L’acquisition pourrait en effet porter essentiellement sur les données, selon Michael Jaconi, PDG et fondateur de Button, une plateforme d’optimisation du e-commerce que les détaillants et les éditeurs utilisent pour améliorer leurs revenus, notamment dans un contexte d’affiliation. HubSpot génère en effet de précieux jeux de données de conversion de première main – attribuant les ventes à des publicités, des liens ou des influenceurs particuliers… Un enjeu d’autant plus déterminant que Google (sur son activité Search cette fois) prévoit la suppression inéluctable des cookies tiers, ce qui conduira à revaloriser encore plus les données de première main. Le numéro un de la recherche en ligne anticipe ainsi l’action des régulateurs, toujours prompts à améliorer la protection des données des utilisateurs.
Pour Michael Jaconi, « Les entreprises qui s’appuient sur des modèles de revenus basés sur la publicité devront renforcer les sources génératrices de données de conversion et de données de première main, afin de demeurer compétitives dans une économie de plus en plus centrée sur la protection de la vie privée ».
Alphabet pourrait ainsi chercher des moyens d’optimiser un peu plus ses revenus publicitaires après un quatrième trimestre 2023 jugé décevant. La suppression des cookies tiers et la surveillance des autorités antitrust pourraient également expliquer pourquoi Alphabet souhaite investir dans son infrastructure publicitaire et renforcer la concurrence avec d’autres plateformes publicitaires telles que Meta, TikTok et Amazon.
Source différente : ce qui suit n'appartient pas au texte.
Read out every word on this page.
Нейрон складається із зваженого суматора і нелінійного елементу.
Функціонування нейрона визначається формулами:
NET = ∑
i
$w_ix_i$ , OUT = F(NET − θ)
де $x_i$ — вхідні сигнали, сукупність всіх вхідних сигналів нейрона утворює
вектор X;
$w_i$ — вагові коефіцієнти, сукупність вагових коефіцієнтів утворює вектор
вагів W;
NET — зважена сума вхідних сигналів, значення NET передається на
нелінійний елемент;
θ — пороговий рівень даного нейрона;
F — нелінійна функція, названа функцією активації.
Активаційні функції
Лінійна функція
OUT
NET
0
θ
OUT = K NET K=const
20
La question est cependant de savoir si les régulateurs l’autoriseraient. Pour Liz Miller, analyste chez Constellation Research, « posséder la plus grande plateforme publicitaire en ligne du monde – qui représente la majorité des revenus d’Alphabet –, à travers Google Search, pourrait être un sérieux problème. Google fait l’objet d’une enquête pour comportement monopolistique et acheter un logiciel qui contrôle les relations avec les clients entrants serait susceptible de soulever trop d’alertes pour satisfaire l’examen des autorités de régulation. »
Autre problème : à travers ce rapprochement les clients de HubSpot pourraient potentiellement bénéficier d’un traitement préférentiel ou d’un accès à des outils d’analyse différents de ceux des clients d’autres technologies de marketing et de publicité, qui s’appuient également sur Google, mais sans y être intégrés. Il y aurait donc un risque important de distorsion de concurrence importante.
Liz Miller estime ainsi que ce rapprochement « ne serait pas nécessairement bon, ni pour Google (qui risquerait de contrarier les régulateurs) ni pour HubSpot (qui pourrait perdre des clients dans la manœuvre) ». C’est donc une chose pour Google de faire une offre, mais c’en est une autre pour HubSpot de dire « oui » dans ces conditions et compte tenu des risques.